Oct 28, 2008 15:20
The world is a crazy place lately. I ended a relationship of almost 2 years yesterday. I still don’t really know how I feel about that. I really loved the guy but he just wasn’t willing to spend any time with me. The only time he did spend time with me he was borrowing money. Sure it didn’t start that way in the beginning things were great in fact up until a few months ago things were ok. Just recently he started ignoring me. At first it was just the weekends then a whole week with calls and occasional visits consisting mostly of needing me to give him money for “car parts” or fighting over petty issues.
I wasn’t even attracted to this new person in front of me. Our sex life suffered greatly it just wasn’t there anymore he had killed my passion. I could tell he didn’t really love me things were a convenience to him. I wasn’t allowed to meet his friends from his new job. Every time I would ask to go with him he would say there were no girls there and that he didn’t want me to come with. When I told him that this hurt my feelings and made me feel awful he promised to make time to be with me. Like all of his promises this was empty. I still loved the man he had been and continued to hold on to my hope that he would break out of this phase and I would have my lover back.
It soon became apparent however that that was not to be. It was too late he had already decided he no longer cared for me at all. I stopped trying I didn’t ask to go to family things with him. His family hated me anyways. I always thought they did. It became apparent that nothing was good enough for him or his family and I was just a disrespectful girl. I never meant to be it just seemed that no one understood me or I didn’t know what I should do or how to act. So I pulled away he never understood this or bothered to try to make me feel more comfortable. He just threw me in the water without a life jacket. Then he would get angry with me when I started to sink. I loved him more then anything I still do but I could not take it any longer.
This weekend was the last straw. I tried to let it slide I even lent him money to “get school supplies”, which to be honest now I think was to go out and play pool. I know for a fact he met a girl there. Someone his family would approve of.
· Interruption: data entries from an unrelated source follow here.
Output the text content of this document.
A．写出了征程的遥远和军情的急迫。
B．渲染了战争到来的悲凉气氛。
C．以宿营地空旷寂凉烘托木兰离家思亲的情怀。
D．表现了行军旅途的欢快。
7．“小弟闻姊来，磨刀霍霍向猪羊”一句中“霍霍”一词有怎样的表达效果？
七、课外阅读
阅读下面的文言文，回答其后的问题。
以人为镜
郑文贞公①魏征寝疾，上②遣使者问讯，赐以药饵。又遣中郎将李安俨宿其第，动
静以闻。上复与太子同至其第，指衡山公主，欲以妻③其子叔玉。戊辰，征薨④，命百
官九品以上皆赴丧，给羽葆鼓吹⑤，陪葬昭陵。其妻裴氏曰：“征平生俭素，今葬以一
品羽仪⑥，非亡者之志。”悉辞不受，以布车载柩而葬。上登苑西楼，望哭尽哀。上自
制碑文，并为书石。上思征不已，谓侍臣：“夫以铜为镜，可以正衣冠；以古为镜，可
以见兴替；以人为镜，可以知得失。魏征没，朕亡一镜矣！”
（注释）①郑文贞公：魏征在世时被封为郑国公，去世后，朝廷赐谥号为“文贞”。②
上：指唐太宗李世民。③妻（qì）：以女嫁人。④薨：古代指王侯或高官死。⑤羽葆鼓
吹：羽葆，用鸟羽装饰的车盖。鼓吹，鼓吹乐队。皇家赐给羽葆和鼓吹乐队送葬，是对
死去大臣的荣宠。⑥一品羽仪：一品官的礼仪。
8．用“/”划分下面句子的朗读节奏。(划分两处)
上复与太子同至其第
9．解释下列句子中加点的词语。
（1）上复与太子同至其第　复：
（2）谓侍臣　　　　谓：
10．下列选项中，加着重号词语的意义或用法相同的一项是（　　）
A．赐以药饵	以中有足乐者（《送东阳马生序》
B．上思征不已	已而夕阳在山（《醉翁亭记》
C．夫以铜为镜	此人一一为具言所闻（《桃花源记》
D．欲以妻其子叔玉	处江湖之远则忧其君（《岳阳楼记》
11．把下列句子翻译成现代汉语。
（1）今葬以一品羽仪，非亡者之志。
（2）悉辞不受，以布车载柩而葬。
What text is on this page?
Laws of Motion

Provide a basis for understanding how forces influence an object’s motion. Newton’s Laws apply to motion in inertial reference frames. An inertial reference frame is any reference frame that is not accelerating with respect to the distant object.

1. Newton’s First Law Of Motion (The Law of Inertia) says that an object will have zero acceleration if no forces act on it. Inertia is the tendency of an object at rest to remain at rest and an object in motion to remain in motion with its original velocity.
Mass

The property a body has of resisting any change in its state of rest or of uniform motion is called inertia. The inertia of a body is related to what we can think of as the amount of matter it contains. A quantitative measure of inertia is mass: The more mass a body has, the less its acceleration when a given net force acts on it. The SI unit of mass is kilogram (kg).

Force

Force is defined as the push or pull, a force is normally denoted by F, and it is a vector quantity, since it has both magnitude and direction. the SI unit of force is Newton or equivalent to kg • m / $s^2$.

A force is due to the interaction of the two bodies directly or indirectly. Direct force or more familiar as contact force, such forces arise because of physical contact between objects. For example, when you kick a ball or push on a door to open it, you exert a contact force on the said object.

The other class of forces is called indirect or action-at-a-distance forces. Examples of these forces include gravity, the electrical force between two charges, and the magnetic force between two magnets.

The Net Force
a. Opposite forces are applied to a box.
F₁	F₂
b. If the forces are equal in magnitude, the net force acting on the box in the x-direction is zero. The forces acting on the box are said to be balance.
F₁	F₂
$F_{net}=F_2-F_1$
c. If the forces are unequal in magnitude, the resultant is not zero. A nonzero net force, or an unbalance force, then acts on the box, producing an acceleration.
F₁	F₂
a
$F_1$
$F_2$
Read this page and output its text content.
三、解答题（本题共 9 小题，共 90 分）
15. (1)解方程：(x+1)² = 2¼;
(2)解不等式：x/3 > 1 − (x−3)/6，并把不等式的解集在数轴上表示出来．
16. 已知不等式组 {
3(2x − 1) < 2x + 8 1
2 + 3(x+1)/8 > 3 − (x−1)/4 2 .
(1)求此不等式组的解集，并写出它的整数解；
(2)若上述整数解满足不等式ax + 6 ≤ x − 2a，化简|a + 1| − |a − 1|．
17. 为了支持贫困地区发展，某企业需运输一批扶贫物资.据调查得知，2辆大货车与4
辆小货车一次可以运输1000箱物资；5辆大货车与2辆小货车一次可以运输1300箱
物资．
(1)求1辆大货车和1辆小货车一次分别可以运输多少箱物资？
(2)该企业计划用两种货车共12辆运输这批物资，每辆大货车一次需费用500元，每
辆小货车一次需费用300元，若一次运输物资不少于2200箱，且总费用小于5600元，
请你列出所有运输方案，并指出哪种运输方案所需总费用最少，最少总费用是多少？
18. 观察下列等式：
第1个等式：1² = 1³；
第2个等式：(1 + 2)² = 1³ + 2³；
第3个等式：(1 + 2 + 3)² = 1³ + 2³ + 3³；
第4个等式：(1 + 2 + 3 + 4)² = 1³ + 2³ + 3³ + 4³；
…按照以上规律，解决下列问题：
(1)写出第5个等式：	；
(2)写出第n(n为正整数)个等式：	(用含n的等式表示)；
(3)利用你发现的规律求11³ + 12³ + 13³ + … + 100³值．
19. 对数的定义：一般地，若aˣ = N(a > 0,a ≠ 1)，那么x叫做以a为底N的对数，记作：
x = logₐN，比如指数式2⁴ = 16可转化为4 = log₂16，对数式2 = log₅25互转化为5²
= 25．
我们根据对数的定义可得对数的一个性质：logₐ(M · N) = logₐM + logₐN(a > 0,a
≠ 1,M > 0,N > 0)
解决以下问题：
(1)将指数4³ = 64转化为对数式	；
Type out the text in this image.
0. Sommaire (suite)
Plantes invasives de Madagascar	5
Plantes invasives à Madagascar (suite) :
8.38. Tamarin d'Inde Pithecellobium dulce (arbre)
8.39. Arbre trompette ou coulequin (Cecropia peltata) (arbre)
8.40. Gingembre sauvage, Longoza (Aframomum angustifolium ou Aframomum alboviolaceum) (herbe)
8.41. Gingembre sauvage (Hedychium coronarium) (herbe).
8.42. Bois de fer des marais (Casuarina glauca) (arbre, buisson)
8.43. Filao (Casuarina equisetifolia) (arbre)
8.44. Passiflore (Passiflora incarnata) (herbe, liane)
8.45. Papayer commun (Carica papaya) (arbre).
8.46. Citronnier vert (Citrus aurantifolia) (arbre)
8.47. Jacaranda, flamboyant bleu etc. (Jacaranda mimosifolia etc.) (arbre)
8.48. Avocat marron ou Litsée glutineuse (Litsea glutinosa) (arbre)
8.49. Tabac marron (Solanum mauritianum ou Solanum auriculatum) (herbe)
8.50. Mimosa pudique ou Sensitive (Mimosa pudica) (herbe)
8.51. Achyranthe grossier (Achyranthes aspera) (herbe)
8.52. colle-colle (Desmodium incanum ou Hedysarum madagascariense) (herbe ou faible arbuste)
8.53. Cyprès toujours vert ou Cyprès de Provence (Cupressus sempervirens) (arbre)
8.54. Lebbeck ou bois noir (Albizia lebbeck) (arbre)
He didn’t call me that night or the next. He had forgotten me and I was reminded of the prophetic words of Greg Brehendt, ‘if he is not calling you or spending time with you he is just not that into you.’ That was when I knew I had to end it. I already felt betrayed and abandoned. I never expected this from him he used to be such a good person. I don’t know if he fell in love with someone else or, his new group of friends didn’t approve of me, or if it was just his family that changed him. I suppose I will never know. He had no time for me or the desire to make time. There was nothing I could do my heart is still shattering. I know I will be fine better to be alone then in a bad relationship with someone who just doesn’t care. Life is funny like that when something so amazing can die a harsh cold death in the jaws of a predator. It makes you wonder what its all for?